Feely had begun pacing back and forth as he spoke, the motion seeming to help keep his thoughts and words focused. He stopped abruptly, hesitating. “Perhaps I am wrong even to delve into this, but I think you’ll find it as interesting as I did that, reportedly, several local young women who were present at that big camp meeting became young mothers nine months after. Most were unmarried. Several local family lines owe the existence of some of their people to, er, rather irreligious interactions that happened between local young folk in the woods surrounding the Walker Creek camp meeting grounds. The local Campbells, Tates, Flatts, Parvins, and some others … entire branches of those family trees, I’m told by older folk, can be traced back to the Walker Creek Revival.”

“Oh my,” said Melinda. “I guess that’s just what happens when … ”

Feely finished her sentence for her. “When you get a huge group of people, including the young, virile, and nubile, together in a setting and atmosphere that encourages both emotion and boldness of response. There were lots of dense woods around that big camp meeting clearing in those days, many places young men and women could sneak away in response to inspirations born more of body than spirit. It’s just a fact of human nature, and human weakness, that such things will happen, and that has been a part of the secret history of mass religious gatherings for scores of decades in this nation of ours.” Feely paused again, thinking a moment. “It is as well a clear illustration of the frequently encountered life principle that certainly applies to the history of Harvestman Lodge: what is originally inspired by a desire for the good can give way to lesser and lower drives. Such is what happened here.”

“How does an old 1920s revival meeting lead to Harvestman Lodge?” Eli asked. “I presume there is a reason you started out with that story.”

“Yes, and let me show you the connection. In attendance at that camp meeting was one Mordecai Sadler, a highly successful merchant in several counties of the region, mostly in Kincheloe. Sadler had, when he’d lived in Knox County, been on the verge of entering the Masons. But Rev. Cadwaller was noted for his anti-Masonic stance, holding an attitude toward the Freemasons as venomous as your father holds toward the alcohol trade, Melinda.
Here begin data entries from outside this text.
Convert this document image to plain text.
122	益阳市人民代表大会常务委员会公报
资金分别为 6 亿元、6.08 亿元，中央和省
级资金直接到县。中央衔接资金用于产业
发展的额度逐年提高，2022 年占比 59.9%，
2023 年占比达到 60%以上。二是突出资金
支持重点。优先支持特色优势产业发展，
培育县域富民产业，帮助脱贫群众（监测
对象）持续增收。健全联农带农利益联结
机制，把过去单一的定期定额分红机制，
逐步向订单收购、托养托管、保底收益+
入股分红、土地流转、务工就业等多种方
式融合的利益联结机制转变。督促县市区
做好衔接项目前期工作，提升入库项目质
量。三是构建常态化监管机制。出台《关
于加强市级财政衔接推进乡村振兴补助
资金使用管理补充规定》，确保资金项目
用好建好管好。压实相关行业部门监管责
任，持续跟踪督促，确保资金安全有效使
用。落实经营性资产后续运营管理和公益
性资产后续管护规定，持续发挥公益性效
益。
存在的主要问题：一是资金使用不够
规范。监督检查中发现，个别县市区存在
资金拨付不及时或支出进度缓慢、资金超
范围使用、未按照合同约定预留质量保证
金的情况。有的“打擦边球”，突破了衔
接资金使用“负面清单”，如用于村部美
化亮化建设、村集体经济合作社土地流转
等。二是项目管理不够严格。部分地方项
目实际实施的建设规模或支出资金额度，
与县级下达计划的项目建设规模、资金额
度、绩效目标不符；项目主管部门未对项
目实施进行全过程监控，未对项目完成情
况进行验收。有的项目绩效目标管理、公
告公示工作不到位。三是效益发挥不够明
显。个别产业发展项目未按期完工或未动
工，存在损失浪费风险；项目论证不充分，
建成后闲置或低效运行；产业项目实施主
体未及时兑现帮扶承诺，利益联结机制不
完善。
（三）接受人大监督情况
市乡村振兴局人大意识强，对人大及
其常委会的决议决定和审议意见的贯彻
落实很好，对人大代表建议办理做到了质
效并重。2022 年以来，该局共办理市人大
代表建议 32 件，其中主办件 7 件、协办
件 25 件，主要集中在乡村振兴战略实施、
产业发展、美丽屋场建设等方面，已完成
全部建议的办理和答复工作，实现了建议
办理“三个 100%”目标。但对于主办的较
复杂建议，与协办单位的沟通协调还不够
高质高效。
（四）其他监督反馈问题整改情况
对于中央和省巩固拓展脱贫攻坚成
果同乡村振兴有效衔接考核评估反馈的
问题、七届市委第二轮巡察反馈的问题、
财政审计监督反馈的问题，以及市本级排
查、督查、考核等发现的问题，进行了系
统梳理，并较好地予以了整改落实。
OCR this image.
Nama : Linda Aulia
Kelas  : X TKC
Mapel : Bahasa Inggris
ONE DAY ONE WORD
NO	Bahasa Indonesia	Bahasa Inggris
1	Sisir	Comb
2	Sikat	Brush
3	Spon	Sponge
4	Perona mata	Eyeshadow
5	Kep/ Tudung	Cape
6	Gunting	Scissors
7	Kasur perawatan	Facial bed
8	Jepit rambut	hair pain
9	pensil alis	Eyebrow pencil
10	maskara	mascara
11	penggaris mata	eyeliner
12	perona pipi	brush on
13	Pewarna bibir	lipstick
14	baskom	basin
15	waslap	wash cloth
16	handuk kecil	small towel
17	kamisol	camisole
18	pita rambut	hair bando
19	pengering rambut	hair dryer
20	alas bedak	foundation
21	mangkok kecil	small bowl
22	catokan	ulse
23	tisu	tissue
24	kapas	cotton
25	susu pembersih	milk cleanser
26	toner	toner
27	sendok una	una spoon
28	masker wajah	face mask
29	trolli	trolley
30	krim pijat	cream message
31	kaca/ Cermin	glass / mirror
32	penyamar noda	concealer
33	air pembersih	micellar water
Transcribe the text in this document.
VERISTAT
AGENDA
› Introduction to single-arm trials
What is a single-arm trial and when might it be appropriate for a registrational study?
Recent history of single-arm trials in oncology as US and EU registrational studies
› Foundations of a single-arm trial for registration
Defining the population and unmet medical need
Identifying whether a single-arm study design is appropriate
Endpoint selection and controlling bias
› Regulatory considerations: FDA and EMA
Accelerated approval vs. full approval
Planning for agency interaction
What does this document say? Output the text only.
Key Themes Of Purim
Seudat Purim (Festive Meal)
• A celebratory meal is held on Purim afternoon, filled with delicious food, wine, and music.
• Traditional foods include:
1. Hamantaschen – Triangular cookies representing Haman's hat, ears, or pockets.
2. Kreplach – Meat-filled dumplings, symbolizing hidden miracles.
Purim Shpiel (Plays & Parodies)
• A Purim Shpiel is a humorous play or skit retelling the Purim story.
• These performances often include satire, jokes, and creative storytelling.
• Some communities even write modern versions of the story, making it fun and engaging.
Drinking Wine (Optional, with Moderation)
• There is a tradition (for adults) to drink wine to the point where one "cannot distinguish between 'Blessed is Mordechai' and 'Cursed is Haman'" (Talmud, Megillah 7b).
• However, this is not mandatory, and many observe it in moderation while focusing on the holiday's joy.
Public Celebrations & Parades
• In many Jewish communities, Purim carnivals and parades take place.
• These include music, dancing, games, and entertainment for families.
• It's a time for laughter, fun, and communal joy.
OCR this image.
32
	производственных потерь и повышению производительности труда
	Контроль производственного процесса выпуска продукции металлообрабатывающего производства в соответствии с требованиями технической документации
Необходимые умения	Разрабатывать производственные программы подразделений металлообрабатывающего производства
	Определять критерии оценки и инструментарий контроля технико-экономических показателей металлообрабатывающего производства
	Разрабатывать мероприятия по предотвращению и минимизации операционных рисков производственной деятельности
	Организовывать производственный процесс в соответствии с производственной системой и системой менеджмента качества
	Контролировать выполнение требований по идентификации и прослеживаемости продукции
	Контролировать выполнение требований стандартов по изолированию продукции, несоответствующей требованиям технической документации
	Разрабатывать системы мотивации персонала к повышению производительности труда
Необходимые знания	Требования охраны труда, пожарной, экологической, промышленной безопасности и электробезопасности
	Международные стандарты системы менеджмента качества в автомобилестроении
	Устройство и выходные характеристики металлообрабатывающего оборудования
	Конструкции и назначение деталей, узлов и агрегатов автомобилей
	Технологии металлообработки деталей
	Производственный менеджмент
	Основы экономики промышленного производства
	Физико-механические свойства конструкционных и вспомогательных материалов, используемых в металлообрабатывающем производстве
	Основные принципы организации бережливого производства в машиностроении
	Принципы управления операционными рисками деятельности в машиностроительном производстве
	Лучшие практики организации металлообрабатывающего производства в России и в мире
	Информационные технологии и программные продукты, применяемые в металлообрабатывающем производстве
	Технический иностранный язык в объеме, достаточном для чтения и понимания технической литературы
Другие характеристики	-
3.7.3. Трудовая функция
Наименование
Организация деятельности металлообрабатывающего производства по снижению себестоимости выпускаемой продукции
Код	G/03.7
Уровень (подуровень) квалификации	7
Typical of him, he used the preaching platform at Walker Creek as a bully pulpit for his views on Masonry in addition to his more basic evangelistic and revivalist material. Mordecai Sadler, hearing it, was persuaded away from his Masonic ambitions, and came away from Walker Creek with the conviction he had been called by God to establish an independent and entirely new fraternal organization, one that would embrace in particular those involved in agriculture in this eastern portion of Tennessee. Our region was dotted with farms, most of them small and family-owned. Some of them pretty much subsistence farms. And of course there was much tobacco grown. The Fraternal Order of Tennessee Harvestmen would provide what Mordecai Sadler called, in rather flowery terms, ‘fields of righteous service for those who yearly bring us the life-sustaining harvest, allowing them to reap new crops for the good of their fellow brethren and children of the Lord of the Harvest.’” Feely stopped, took a breath, and smiled. “Yes, I memorized that line right out of an old Harvestman manual I found a year or more ago in a drawer of that desk you’re sitting on. I’ve got it on a shelf at home in my study now.”